What the young man hears from his bride is a command to flee (Hebrew barah). They are together, so the verb requires them to separate, as they did in Song of Solomon 2:17. But this is not a harsh dismissal. She refers to him as her beloved and the place to which he must flee like a gazelle or a young stag is the mountain of spices which in the Song is a clear reference to her body and the pleasures of lovemaking (Song of Solomon 2:17).

It seems that she has learned that the separations that life necessitates can never really take them away from each other. In this movement of leaving and returning, of yearning and receiving and then yearning again, there is an intimation that love is not a static thing, but a dynamic, changing, ongoing relationship, truly a song that never ends.1

In contrast to Song of Solomon 8:11–12, this is the openhearted and willing response to a lover of a woman who is viewed only as beloved. She invites him to run like a gazelle or a stag over the spice-laden mountains—her breasts—those very places in which he has taken such pleasure before.2

This final poem (Song of Solomon 8:13–14) makes the very important point that love is never satiated, never completely fulfilled. Nowhere this side of heaven do men and women reach the point of ultimate and complete fulfillment in relationship. The Song ends with both the man and the woman expressing a continuing desire to be in one another’s presence.3

True love, as described in this passage, is wonderful. This is God’s design for love. It is a passionate, blazing commitment that a man and woman have towards each other, forever.

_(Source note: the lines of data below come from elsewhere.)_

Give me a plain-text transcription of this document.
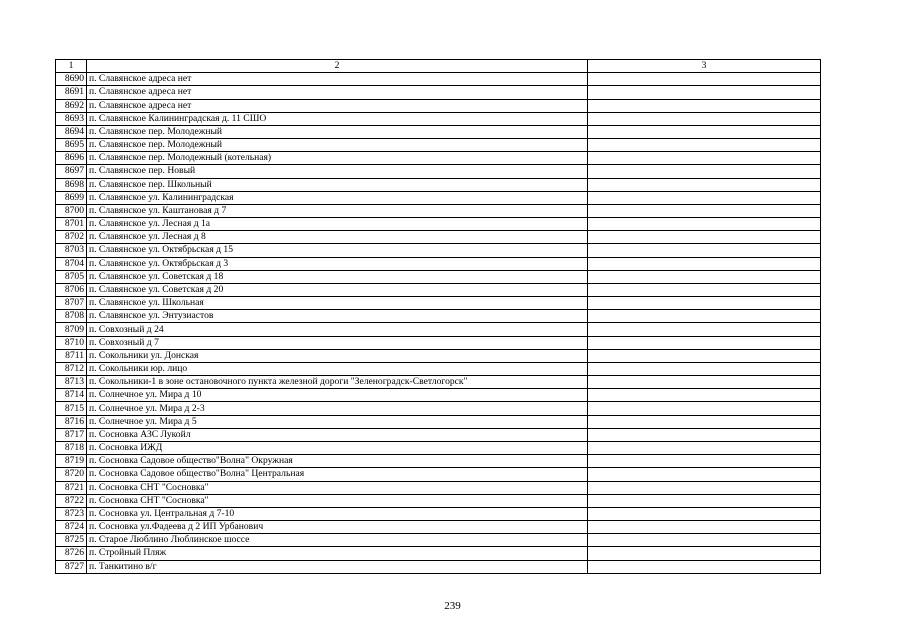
1	2	3
8690	п. Славянское адреса нет	
8691	п. Славянское адреса нет	
8692	п. Славянское адреса нет	
8693	п. Славянское Калининградская д. 11 СШО	
8694	п. Славянское пер. Молодежный	
8695	п. Славянское пер. Молодежный	
8696	п. Славянское пер. Молодежный (котельная)	
8697	п. Славянское пер. Новый	
8698	п. Славянское пер. Школьный	
8699	п. Славянское ул. Калининградская	
8700	п. Славянское ул. Каштановая д 7	
8701	п. Славянское ул. Лесная д 1а	
8702	п. Славянское ул. Лесная д 8	
8703	п. Славянское ул. Октябрьская д 15	
8704	п. Славянское ул. Октябрьская д 3	
8705	п. Славянское ул. Советская д 18	
8706	п. Славянское ул. Советская д 20	
8707	п. Славянское ул. Школьная	
8708	п. Славянское ул. Энтузиастов	
8709	п. Совхозный д 24	
8710	п. Совхозный д 7	
8711	п. Сокольники ул. Донская	
8712	п. Сокольники юр. лицо	
8713	п. Сокольники-1 в зоне остановочного пункта железной дороги "Зеленоградск-Светлогорск"	
8714	п. Солнечное ул. Мира д 10	
8715	п. Солнечное ул. Мира д 2-3	
8716	п. Солнечное ул. Мира д 5	
8717	п. Сосновка АЗС Лукойл	
8718	п. Сосновка ИЖД	
8719	п. Сосновка Садовое общество"Волна" Окружная	
8720	п. Сосновка Садовое общество"Волна" Центральная	
8721	п. Сосновка СНТ "Сосновка"	
8722	п. Сосновка СНТ "Сосновка"	
8723	п. Сосновка ул. Центральная д 7-10	
8724	п. Сосновка ул.Фадеева д 2 ИП Урбанович	
8725	п. Старое Люблино Люблинское шоссе	
8726	п. Стройный Пляж	
8727	п. Танкитино в/г	
239
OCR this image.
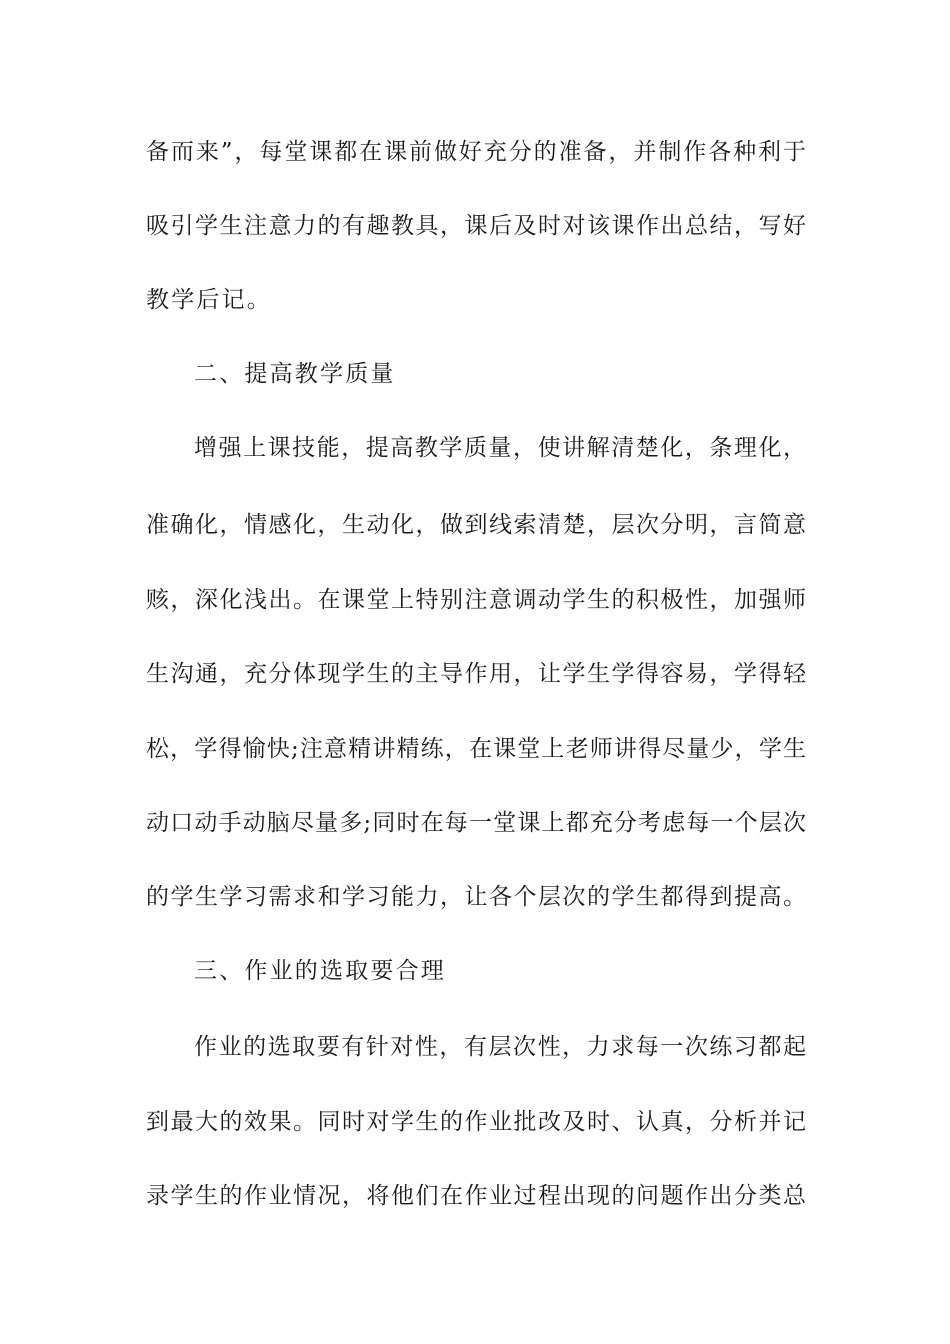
备而来”，每堂课都在课前做好充分的准备，并制作各种利于
吸引学生注意力的有趣教具，课后及时对该课作出总结，写好
教学后记。
二、提高教学质量
增强上课技能，提高教学质量，使讲解清楚化，条理化，
准确化，情感化，生动化，做到线索清楚，层次分明，言简意
赅，深化浅出。在课堂上特别注意调动学生的积极性，加强师
生沟通，充分体现学生的主导作用，让学生学得容易，学得轻
松，学得愉快;注意精讲精练，在课堂上老师讲得尽量少，学生
动口动手动脑尽量多;同时在每一堂课上都充分考虑每一个层次
的学生学习需求和学习能力，让各个层次的学生都得到提高。
三、作业的选取要合理
作业的选取要有针对性，有层次性，力求每一次练习都起
到最大的效果。同时对学生的作业批改及时、认真，分析并记
录学生的作业情况，将他们在作业过程出现的问题作出分类总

It is a union of flesh in joyful sexual intimacy, in friendship and companionship. True love is a joyful and free giving of yourself to another. True love grows and develops over time.

True love, however, is under constant threat in this broken sinful world. On the one hand, there is the danger of the world dealing with love as something that can be bought and sold. Indeed, a world where women can literally be bought and sold. Love is threatened by a world that seeks to own it as a commodity, not for the sake of self-giving, but for the sake of self-enrichment. And then there is the greatest enemy itself— death. Death threatens to destroy love; to end it and to empty it of all meaning and joy.

Despite all these threats, true love wins. True love is never quenched, true love prevails, even over death. Of course, this may sound simply like an empty, desperate hope. Love continues to be bought and sold, death eventually comes to all, even to the couple who remain passionately devoted to each other till the end. The true human love in this Song, as passionate, as powerful, and as good as it is, points us to the one true love, the love that God has for his world and his people. It is a love that does truly defeat death through the death and resurrection of Christ. It is the love that is truly given as a free gift that cost the lover dearly. It is the love that ultimately prevails. Any human love, even the love of a married couple, is only a pale reflection of this ultimate love.